Women’s hockey scholarship opportunities are extremely limited because women’s hockey is offered at fewer than 150 colleges. That’s why learning exactly how the women’s hockey recruiting process works from a trusted resource like NCSA is essential.
When does the women’s hockey recruiting process start?
1. The women’s hockey recruiting process starts in middle school. Hockey recruiting starts early because the competition for scholarships for women’s hockey is extremely high. There are fewer than 150 women’s hockey programs, and nearly 50 of those are ACHA (American Collegiate Hockey Association) teams, which don’t offer women’s hockey scholarships. Schools are very selective and the women’s hockey recruiting process starts early.
How do I get discovered?
2. A third-party evaluation from a trusted neutral source like NCSA is essential and it’s important to make sure you’re playing in the summer. When women’s college hockey coaches can identify you as a prospect using online tools from a trusted resource like NCSA, you gain instant exposure and credibility. When trying to earn a women’s hockey scholarship, summer camps and junior showcases are also essential ways to show off your skills. And, if your game needs developing and you want added exposure, a year or two in junior women’s hockey might be a good idea.

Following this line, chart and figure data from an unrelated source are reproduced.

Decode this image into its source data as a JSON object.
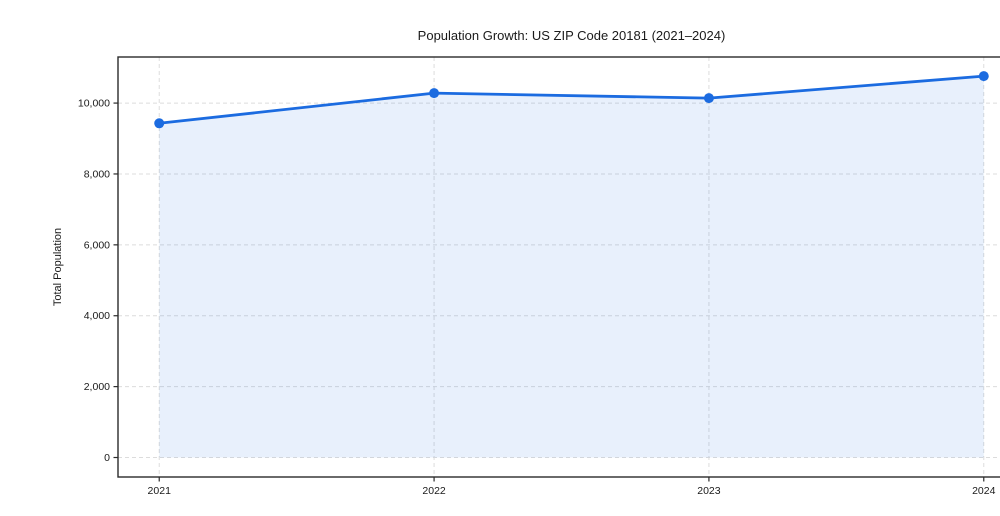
{
  "chart_data": {
    "type": "line",
    "title": "Population Growth: US ZIP Code 20181 (2021–2024)",
    "xlabel": "",
    "ylabel": "Total Population",
    "x": [
      2021,
      2022,
      2023,
      2024
    ],
    "xtick_labels": [
      "2021",
      "2022",
      "2023",
      "2024"
    ],
    "series": [
      {
        "name": "Total Population",
        "values": [
          9430,
          10280,
          10140,
          10760
        ]
      }
    ],
    "yticks": [
      0,
      2000,
      4000,
      6000,
      8000,
      10000
    ],
    "ytick_labels": [
      "0",
      "2,000",
      "4,000",
      "6,000",
      "8,000",
      "10,000"
    ],
    "xlim": [
      2020.85,
      2024.15
    ],
    "ylim": [
      -550,
      11300
    ],
    "grid": true,
    "grid_style": "dashed",
    "legend": "none",
    "area_fill": true,
    "marker": "circle",
    "colors": {
      "line": "#1b6be0",
      "marker": "#1b6be0",
      "fill": "rgba(27,107,224,0.10)",
      "grid": "#dcdcdc",
      "spine": "#2a2a2a",
      "text": "#1a1a1a"
    }
  }
}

NCSA discusses how to get added exposure when looking for a women’s hockey scholarship.
How do college women’s hockey coaches evaluate prospects?
3. The Internet is your best tool when trying to earn a women’s hockey scholarship. Budgets for college hockey teams are limited, so the best way that a college hockey coach can evaluate you, without spending money on travel, is the Internet. Easy access to video highlights and statistics from a third-party evaluator like NCSA helps women’s hockey coaches find players that fit their system.
Where am I qualified to play?
4. Less than 40 colleges offer men’s hockey at the Division I level. The majority of college hockey programs aren’t in DI, so set your expectations accordingly. More than 70% of women’s hockey players compete at the ACHA, Division II or Division III level. NCSA is an experienced talent evaluator, and because we’re a neutral third party we can tell you what level your skills are best suited for and where you’re likely to find the most success.
What is the role of my girl’s hockey coach role?
5. Your coach can help with your development on the ice, but getting a scholarship for women’s hockey is your responsibility. Your hockey coach may have too many responsibilities to be able to dedicate the time that the women’s hockey recruiting process requires. There’s a good chance that you’re not the only one on your team hoping to earn a women’s hockey scholarship, and relying on your coach to manage the recruiting process for several athletes at once is asking too much.